Both getting from the down position to the up position and vice versa on a camel are an interesting study in both geometry and gravity. The camels back legs go up first when he is preparing to stand while the front legs go down first when he is preparing to lie down. Both of these movements seem to create a 45 degree angle. The camel is also moving laterally as one leg moves before the other. This gives you some sway to consider with your angulation. Camels in case you need to be reminded are very large- tall and wide- with one large hump (Egypt's kind anyway). These camels are outfitted with a saddle with a single handle/nub (I'm sure this has a name). The ability to utilize this handle/nub which enables you to shift your weight to compensate for the angles and sway during the up/down process would determine whether the newbie camel rider will be eating a little Saharan sand or become the next Eddie Arcaro on a camel.

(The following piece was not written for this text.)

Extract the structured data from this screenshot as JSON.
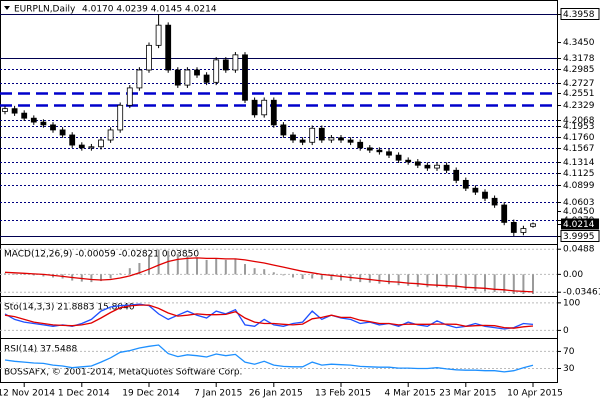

As our group/caravan started to move, the bizarre camel rising process didn't escape me and left me feeling a little uncomfortable. Outside of riding a donkey in Greece this would be the second time in my life I would have to ride on the back of an animal. In order to shift the focus of this ride, I decided to use my martial arts training to try to connect with this odorous and oddly shaped beast. I know this sounds weird unless you have been to enough classes where this concept is brought up often enough that it seems natural. Anyway, it worked and I started to enjoy my ride, up until the point where my camel handler handed me the rope and decided to leave. Having been newly liberated, my camel jumped at the opportunity to test our new found connection and began to run. Bizarre re-entered the equation. It's funny how your mind works when you are quickly confronted with a situation that requires an immediate resolution. Jump and die. Jump, get trampled and die (alright dying is probably an exaggeration). Or suck it up and stay on. I decided to reconnect with my camel and enjoy the sights of the now very rapidly approaching Nubian village. My camel handler did return only to insure that he got his tip. Christal, my son, my mother and our guide made the wise choice of sailing in a boat down the Nile to meet us at the village. At the Nubian village, my mother commented that I looked very relaxed on the camel while my guide thought I was very brave for "wanting" my camel to run."
A few days later, my niece wanted to ride with someone on a camel again before the great Pyramids. Guess who the lucky one was.